When you apply the rigour of numerical analysis to studying the complex behaviour of your app and how its users relate to it, you take out the guesswork in how to improve and fine-tune its effectiveness. Capturing the raw data through logging and massaging and selecting the right subset of that data are necessary prerequisite steps towards the final deliverable for analysis, the graph or table based report.
In the past two blogs, we have surveyed some popular logging and data selection techniques. In this blog, I will introduce you to some tools to graph or report the data in ways that make it easy to draw action oriented conclusions.
A picture is worth a thousand words as they say. Plotting a graph is a great way to spot trends or reveal new relationships in various aspects of your app. Graphing data entails inputing one or more CSV files and rendering an image based on the data from those files. I introduce four ways to do this; spreadsheets, OLAP, R, and Weka.
Microsoft Office, Oracle Open Office, IBM Lotus Symphony, and Google Docs all offer a spreadsheet application capable of graphing the data from CSV files. Typically, this entails opening up the CSV file which displays its contents in rows and columns. Then selecting the right rows and columns (do include label data for the graph) and invoking a chart wizard to render the image. After that, you capture the image, usually through some kind of print screen capability.
Sometimes your analytics is so complex that it is too cumbersome to use CSV files. Sometimes, the CSV files are just too big to import into the spreadsheet. Perhaps your analysts feel more comfortable slicing and dicing their data in real-time and pivoting with a drag-and-drop interface. For that reason, you may want to take a look at using an OLAP database as the back-end to your spreadsheets instead of opening up the CSV files directly in the spreadsheet app itself.
When analysing logs files the normal way, you have multiple data sets and they are all two dimensional. With OLAP, you have only one data set but it is multi-dimensional. This multi-dimensional data set is usually referred to as the cube. Most OLAP cubes have about 20 or so dimensions to them. Each dimension is actually a hierarchy of values which is how you can roll-up or drill-down in an OLAP spreadsheet. You still use the CSV files only now you load the cube with the CSV files then access the cube with spreadsheets. Most OLAP technology these days use a relational database under the covers.
Most of the relational database vendors also provide an OLAP offering. Microsoft and Oracle are the two most notable examples. Oracle's offering is most probably the most mature as they acquired Essbase from Hyperian who, in turn, purchased it from a company of the same name. For an open source OLAP database, consider using Pentaho's Mondrian project. The GUI of choice for both the Microsoft and Oracle offerings is MS-Excel. Mondrian is intended to be embedded in your Java applications and has a web interface too but no first class plug-in for MS-Excel.
Mondrian is open source and so lacks any licensing fee structure. Jaspersoft also releases a community edition of their OLAP server. The others have somewhat high licensing costs. Be prepared to incur high operational and maintenance costs when using any OLAP solution.
The down-side to using spreadsheets to render your graphs is that it is a manual operation. This can get to be a bit daunting when you have to generate these reports often. Another approach is to use the open source R Programming Language to generate the actual graphs.
Perhaps the biggest advantage to R is that you can easily apply various transformations to the data set, or work with multiple data sets, as easy as writing a formula. R comes with lots of plotting and graphing options such as dot charts, bar charts, pie charts, notched box plots, histograms, topographic maps, and heat maps.

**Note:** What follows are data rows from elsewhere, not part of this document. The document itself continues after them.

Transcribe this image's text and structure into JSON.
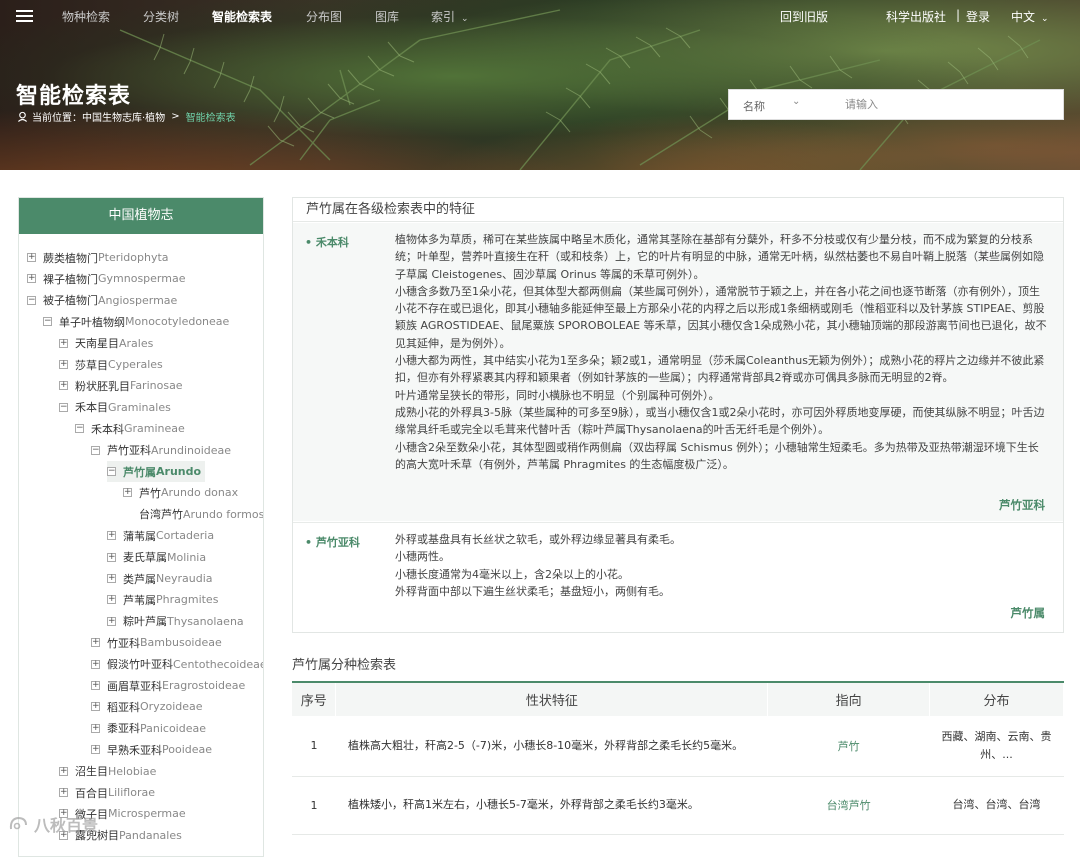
{
  "nav": {
    "items": [
      {
        "label": "物种检索",
        "active": false
      },
      {
        "label": "分类树",
        "active": false
      },
      {
        "label": "智能检索表",
        "active": true
      },
      {
        "label": "分布图",
        "active": false
      },
      {
        "label": "图库",
        "active": false
      },
      {
        "label": "索引",
        "active": false
      }
    ],
    "right": {
      "old": "回到旧版",
      "publisher": "科学出版社",
      "login": "登录",
      "lang": "中文"
    }
  },
  "page": {
    "title": "智能检索表"
  },
  "breadcrumb": {
    "prefix": "当前位置：",
    "site": "中国生物志库·植物",
    "current": "智能检索表"
  },
  "search": {
    "field": "名称",
    "placeholder": "请输入"
  },
  "sidebar": {
    "title": "中国植物志",
    "tree": [
      {
        "cn": "蕨类植物门",
        "la": "Pteridophyta",
        "toggle": "+",
        "level": 0
      },
      {
        "cn": "裸子植物门",
        "la": "Gymnospermae",
        "toggle": "+",
        "level": 0
      },
      {
        "cn": "被子植物门",
        "la": "Angiospermae",
        "toggle": "−",
        "level": 0
      },
      {
        "cn": "单子叶植物纲",
        "la": "Monocotyledoneae",
        "toggle": "−",
        "level": 1
      },
      {
        "cn": "天南星目",
        "la": "Arales",
        "toggle": "+",
        "level": 2
      },
      {
        "cn": "莎草目",
        "la": "Cyperales",
        "toggle": "+",
        "level": 2
      },
      {
        "cn": "粉状胚乳目",
        "la": "Farinosae",
        "toggle": "+",
        "level": 2
      },
      {
        "cn": "禾本目",
        "la": "Graminales",
        "toggle": "−",
        "level": 2
      },
      {
        "cn": "禾本科",
        "la": "Gramineae",
        "toggle": "−",
        "level": 3
      },
      {
        "cn": "芦竹亚科",
        "la": "Arundinoideae",
        "toggle": "−",
        "level": 4
      },
      {
        "cn": "芦竹属",
        "la": "Arundo",
        "toggle": "−",
        "level": 5,
        "selected": true
      },
      {
        "cn": "芦竹",
        "la": "Arundo donax",
        "toggle": "+",
        "level": 6
      },
      {
        "cn": "台湾芦竹",
        "la": "Arundo formosana",
        "toggle": "",
        "level": 6
      },
      {
        "cn": "蒲苇属",
        "la": "Cortaderia",
        "toggle": "+",
        "level": 5
      },
      {
        "cn": "麦氏草属",
        "la": "Molinia",
        "toggle": "+",
        "level": 5
      },
      {
        "cn": "类芦属",
        "la": "Neyraudia",
        "toggle": "+",
        "level": 5
      },
      {
        "cn": "芦苇属",
        "la": "Phragmites",
        "toggle": "+",
        "level": 5
      },
      {
        "cn": "粽叶芦属",
        "la": "Thysanolaena",
        "toggle": "+",
        "level": 5
      },
      {
        "cn": "竹亚科",
        "la": "Bambusoideae",
        "toggle": "+",
        "level": 4
      },
      {
        "cn": "假淡竹叶亚科",
        "la": "Centothecoideae",
        "toggle": "+",
        "level": 4
      },
      {
        "cn": "画眉草亚科",
        "la": "Eragrostoideae",
        "toggle": "+",
        "level": 4
      },
      {
        "cn": "稻亚科",
        "la": "Oryzoideae",
        "toggle": "+",
        "level": 4
      },
      {
        "cn": "黍亚科",
        "la": "Panicoideae",
        "toggle": "+",
        "level": 4
      },
      {
        "cn": "早熟禾亚科",
        "la": "Pooideae",
        "toggle": "+",
        "level": 4
      },
      {
        "cn": "沼生目",
        "la": "Helobiae",
        "toggle": "+",
        "level": 2
      },
      {
        "cn": "百合目",
        "la": "Liliflorae",
        "toggle": "+",
        "level": 2
      },
      {
        "cn": "微子目",
        "la": "Microspermae",
        "toggle": "+",
        "level": 2
      },
      {
        "cn": "露兜树目",
        "la": "Pandanales",
        "toggle": "+",
        "level": 2
      }
    ]
  },
  "features": {
    "title": "芦竹属在各级检索表中的特征",
    "blocks": [
      {
        "label": "禾本科",
        "lines": [
          "植物体多为草质，稀可在某些族属中略呈木质化，通常其茎除在基部有分蘖外，秆多不分枝或仅有少量分枝，而不成为繁复的分枝系统；叶单型，营养叶直接生在秆（或和枝条）上，它的叶片有明显的中脉，通常无叶柄，纵然枯萎也不易自叶鞘上脱落（某些属例如隐子草属 Cleistogenes、固沙草属 Orinus 等属的禾草可例外）。",
          "小穗含多数乃至1朵小花，但其体型大都两侧扁（某些属可例外），通常脱节于颖之上，并在各小花之间也逐节断落（亦有例外），顶生小花不存在或已退化，即其小穗轴多能延伸至最上方那朵小花的内稃之后以形成1条细柄或刚毛（惟稻亚科以及针茅族 STIPEAE、剪股颖族 AGROSTIDEAE、鼠尾粟族 SPOROBOLEAE 等禾草，因其小穗仅含1朵成熟小花，其小穗轴顶端的那段游离节间也已退化，故不见其延伸，是为例外）。",
          "小穗大都为两性，其中结实小花为1至多朵；颖2或1，通常明显（莎禾属Coleanthus无颖为例外）；成熟小花的稃片之边缘并不彼此紧扣，但亦有外稃紧裹其内稃和颖果者（例如针茅族的一些属）；内稃通常背部具2脊或亦可偶具多脉而无明显的2脊。",
          "叶片通常呈狭长的带形，同时小横脉也不明显（个别属种可例外）。",
          "成熟小花的外稃具3-5脉（某些属种的可多至9脉），或当小穗仅含1或2朵小花时，亦可因外稃质地变厚硬，而使其纵脉不明显；叶舌边缘常具纤毛或完全以毛茸来代替叶舌（粽叶芦属Thysanolaena的叶舌无纤毛是个例外）。",
          "小穗含2朵至数朵小花，其体型圆或稍作两侧扁（双齿稃属 Schismus 例外）；小穗轴常生短柔毛。多为热带及亚热带潮湿环境下生长的高大宽叶禾草（有例外，芦苇属 Phragmites 的生态幅度极广泛）。"
        ],
        "next": "芦竹亚科"
      },
      {
        "label": "芦竹亚科",
        "lines": [
          "外稃或基盘具有长丝状之软毛，或外稃边缘显著具有柔毛。",
          "小穗两性。",
          "小穗长度通常为4毫米以上，含2朵以上的小花。",
          "外稃背面中部以下遍生丝状柔毛；基盘短小，两侧有毛。"
        ],
        "next": "芦竹属"
      }
    ]
  },
  "key_table": {
    "title": "芦竹属分种检索表",
    "headers": [
      "序号",
      "性状特征",
      "指向",
      "分布"
    ],
    "rows": [
      {
        "no": "1",
        "desc": "植株高大粗壮，秆高2-5（-7)米，小穗长8-10毫米，外稃背部之柔毛长约5毫米。",
        "target": "芦竹",
        "dist": "西藏、湖南、云南、贵州、..."
      },
      {
        "no": "1",
        "desc": "植株矮小，秆高1米左右，小穗长5-7毫米，外稃背部之柔毛长约3毫米。",
        "target": "台湾芦竹",
        "dist": "台湾、台湾、台湾"
      }
    ]
  },
  "watermark": "八秋百景",
  "colors": {
    "accent": "#4b8a6a",
    "header_bg": "#2f3a2a"
  }
}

Just like with the spreadsheets, you read in a CSV file's contents to create a data set in R. Once loaded, there are various functions that you can apply to a data set in order to pivot, slice and dice, filter, normalize, etc. Vector and matrix math is available in R as are lists, data frames and just about any probability distribution function that you could imagine. The R programming language was originally designed for statistical analysis.
If you are trying to find correlation between various dimensions in your data, then R has a special feature for you where it automatically plots a 2D graph of every column vs every other column in your data set. This is called the scatter plot. You can quickly inspect each graph visually in order to discover hither to unknown relevance.
Ubuntu users can easily install the R programming language environment via the Synaptic Package Manager by marking the r-recommended package for installation.
Perhaps you see analysis in terms of data mining but don't feel comfortable with using a programming language such as R. In which case, take a look at Weka which is a collection of machine learning algorithms for data mining tasks. Weka contains tools for data pre-processing, classification, regression, clustering, association rules, and visualization. There is a GUI tool that is easy to use. Although it prefers its own ARFF format, you can load Weka with CSV files. Like R, Weka can easily show you scatter plots to help you find correlation between various dimensions in your data. Unlike R, Weka provides advanced classification and clustering capability through the use of machine learning where you provide special training data that it uses to do a better job on the real data later on.
There you have it. With these three blogs, you now have a survey level introduction to the various tools and techniques for logging, selecting, and graphing your app's activities for the purposes of analysing its performance and behavioural characteristics.
Only through the process of constant and unrelenting improvement can you hope to remain competitive. Analytics provides the reality check for that process.